10b5-1 plans let insiders schedule trades in advance to avoid trading on non-public information. Here is what that means for how you read insider sales.

A 10b5-1 plan is a written trading plan an insider sets up in advance. It tells the broker exactly when, how many, and at what price to trade shares on the insider’s behalf. The insider gives up day-to-day control once the plan is in place.

Why these plans exist

Insiders have access to information that ordinary investors do not. Trading at the wrong moment, even with good intentions, can look like trading on material non-public information. A 10b5-1 plan defends the insider by setting up trades in advance, while the insider has no inside information, so the trades execute later mechanically. SEC Rule 10b5-1 is the rule that authorizes this defense.
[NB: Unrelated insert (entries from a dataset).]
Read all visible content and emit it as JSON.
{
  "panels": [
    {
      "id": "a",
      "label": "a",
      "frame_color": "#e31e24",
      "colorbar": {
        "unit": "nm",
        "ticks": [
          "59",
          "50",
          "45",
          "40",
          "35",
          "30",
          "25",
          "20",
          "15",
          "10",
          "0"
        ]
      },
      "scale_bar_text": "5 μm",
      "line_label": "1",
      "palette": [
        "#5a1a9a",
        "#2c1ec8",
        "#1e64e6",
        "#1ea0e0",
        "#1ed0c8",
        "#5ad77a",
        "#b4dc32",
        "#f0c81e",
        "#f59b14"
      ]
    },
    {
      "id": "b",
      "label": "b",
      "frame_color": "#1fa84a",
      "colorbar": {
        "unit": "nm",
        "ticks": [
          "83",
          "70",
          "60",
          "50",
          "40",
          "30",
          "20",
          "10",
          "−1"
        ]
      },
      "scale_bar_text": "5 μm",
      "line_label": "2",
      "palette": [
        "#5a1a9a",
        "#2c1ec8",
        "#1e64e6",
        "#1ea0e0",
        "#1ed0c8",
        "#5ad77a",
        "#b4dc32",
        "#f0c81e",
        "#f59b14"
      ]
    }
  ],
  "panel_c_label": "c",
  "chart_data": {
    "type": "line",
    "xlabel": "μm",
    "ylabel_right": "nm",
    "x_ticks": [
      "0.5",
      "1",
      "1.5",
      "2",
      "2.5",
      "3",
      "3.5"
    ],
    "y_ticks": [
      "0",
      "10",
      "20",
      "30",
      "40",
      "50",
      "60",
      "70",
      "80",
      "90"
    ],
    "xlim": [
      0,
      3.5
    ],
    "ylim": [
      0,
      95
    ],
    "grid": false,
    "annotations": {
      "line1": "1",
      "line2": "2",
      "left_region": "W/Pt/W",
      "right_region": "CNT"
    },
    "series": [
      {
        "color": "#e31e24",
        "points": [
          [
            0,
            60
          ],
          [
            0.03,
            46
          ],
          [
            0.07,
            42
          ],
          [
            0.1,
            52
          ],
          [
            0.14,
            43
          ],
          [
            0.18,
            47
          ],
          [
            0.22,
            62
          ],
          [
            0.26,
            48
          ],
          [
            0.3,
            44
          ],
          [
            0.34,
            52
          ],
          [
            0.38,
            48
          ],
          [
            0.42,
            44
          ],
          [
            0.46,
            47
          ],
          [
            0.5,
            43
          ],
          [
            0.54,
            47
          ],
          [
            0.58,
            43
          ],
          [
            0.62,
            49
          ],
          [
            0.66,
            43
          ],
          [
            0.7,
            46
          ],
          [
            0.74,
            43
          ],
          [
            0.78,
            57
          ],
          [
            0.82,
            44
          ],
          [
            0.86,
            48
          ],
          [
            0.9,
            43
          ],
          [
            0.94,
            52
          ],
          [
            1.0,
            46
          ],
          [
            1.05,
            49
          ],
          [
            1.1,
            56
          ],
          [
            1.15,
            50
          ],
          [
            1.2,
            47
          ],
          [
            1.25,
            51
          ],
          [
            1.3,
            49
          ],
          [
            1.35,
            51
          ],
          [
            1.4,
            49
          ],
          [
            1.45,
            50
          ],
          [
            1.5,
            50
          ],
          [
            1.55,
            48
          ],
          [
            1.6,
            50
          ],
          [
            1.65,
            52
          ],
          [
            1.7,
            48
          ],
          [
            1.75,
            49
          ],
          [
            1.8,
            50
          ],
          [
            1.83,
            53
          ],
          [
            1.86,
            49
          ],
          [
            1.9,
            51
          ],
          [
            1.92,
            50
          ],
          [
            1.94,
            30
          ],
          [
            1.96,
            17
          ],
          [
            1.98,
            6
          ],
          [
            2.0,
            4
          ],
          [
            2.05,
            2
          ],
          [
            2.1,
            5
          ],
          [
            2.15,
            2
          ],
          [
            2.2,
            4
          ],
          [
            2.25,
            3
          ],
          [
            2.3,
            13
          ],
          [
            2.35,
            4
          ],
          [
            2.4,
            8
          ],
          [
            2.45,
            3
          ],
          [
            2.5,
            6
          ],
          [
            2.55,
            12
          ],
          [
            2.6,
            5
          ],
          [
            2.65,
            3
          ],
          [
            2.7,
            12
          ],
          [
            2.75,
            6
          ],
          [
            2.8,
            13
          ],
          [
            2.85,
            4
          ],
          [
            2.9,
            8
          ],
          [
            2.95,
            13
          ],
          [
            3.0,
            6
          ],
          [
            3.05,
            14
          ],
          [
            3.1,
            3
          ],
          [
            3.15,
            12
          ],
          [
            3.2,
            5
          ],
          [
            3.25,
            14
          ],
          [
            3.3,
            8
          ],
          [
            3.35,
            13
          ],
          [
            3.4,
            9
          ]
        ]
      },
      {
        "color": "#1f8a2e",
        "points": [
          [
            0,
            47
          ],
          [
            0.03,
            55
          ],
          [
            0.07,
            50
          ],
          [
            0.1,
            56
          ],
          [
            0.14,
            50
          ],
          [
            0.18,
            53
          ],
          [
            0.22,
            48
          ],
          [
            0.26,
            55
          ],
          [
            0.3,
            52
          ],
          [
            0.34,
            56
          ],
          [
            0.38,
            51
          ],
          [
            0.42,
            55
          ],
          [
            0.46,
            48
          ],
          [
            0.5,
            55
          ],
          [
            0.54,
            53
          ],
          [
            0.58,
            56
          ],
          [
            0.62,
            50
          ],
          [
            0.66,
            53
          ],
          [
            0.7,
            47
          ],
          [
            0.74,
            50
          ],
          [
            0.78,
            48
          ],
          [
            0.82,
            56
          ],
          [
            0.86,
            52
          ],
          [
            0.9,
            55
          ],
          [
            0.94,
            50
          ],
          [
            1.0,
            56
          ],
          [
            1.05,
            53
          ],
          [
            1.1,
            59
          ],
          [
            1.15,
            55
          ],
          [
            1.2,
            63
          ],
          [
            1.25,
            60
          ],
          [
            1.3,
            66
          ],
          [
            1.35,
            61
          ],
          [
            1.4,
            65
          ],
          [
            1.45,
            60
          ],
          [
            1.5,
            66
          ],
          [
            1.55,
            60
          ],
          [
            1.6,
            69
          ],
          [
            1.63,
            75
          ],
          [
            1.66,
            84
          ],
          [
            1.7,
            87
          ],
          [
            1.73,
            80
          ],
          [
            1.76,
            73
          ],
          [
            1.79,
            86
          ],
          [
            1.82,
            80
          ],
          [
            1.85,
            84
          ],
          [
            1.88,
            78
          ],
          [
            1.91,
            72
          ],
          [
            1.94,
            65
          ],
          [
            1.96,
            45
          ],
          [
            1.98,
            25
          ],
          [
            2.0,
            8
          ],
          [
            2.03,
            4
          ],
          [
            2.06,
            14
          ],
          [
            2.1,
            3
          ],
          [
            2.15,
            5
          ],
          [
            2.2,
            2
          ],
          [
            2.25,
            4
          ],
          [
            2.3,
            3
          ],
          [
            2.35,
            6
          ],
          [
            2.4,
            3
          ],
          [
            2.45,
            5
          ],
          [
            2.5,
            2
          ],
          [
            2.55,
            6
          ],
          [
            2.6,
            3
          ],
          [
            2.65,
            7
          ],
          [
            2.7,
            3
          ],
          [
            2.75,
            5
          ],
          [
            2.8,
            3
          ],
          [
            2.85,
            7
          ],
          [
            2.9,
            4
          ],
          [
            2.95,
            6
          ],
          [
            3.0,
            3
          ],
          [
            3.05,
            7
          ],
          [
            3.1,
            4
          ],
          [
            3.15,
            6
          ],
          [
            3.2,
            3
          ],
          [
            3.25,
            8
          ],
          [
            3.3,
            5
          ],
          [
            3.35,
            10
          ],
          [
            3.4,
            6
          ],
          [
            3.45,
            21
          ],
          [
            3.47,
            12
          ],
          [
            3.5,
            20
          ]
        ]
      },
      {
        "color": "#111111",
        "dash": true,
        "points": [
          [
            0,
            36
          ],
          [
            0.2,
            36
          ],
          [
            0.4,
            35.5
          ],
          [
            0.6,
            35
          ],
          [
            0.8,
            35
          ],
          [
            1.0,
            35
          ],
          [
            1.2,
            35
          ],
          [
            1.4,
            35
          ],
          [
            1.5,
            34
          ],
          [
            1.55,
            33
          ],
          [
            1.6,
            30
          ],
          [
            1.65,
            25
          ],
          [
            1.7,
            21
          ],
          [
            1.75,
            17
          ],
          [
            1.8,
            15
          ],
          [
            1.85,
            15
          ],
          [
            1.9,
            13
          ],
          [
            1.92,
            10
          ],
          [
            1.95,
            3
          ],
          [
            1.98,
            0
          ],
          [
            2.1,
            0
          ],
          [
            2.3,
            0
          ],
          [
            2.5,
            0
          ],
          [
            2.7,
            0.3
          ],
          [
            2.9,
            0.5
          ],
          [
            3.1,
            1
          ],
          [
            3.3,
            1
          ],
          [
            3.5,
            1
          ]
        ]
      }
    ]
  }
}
Why this matters when you read insider sales

A scheduled sale executed under a 10b5-1 plan is a different conversation from a discretionary sale. It does not necessarily mean the insider sees a problem at the company. It means the trade was queued up months earlier and triggered by the calendar or a price target.

Form 4 filings often note when a transaction was made under a 10b5-1 plan, usually in a footnote. If you are reading a sale and trying to decide whether it is bearish, that footnote is important context.

The newer rules

In 2023 the SEC tightened the rules. There are now mandatory cooling-off periods between when a plan is adopted and when the first trade can execute. The plan must be entered in good faith. Officers and directors have to certify the plan was set up while they had no material non-public information. These changes were a response to research showing that insiders were sometimes timing plan adoption around non-public news.

When you see “10b5-1” in a footnote, it is shorthand for “this trade was scheduled, not reactive.”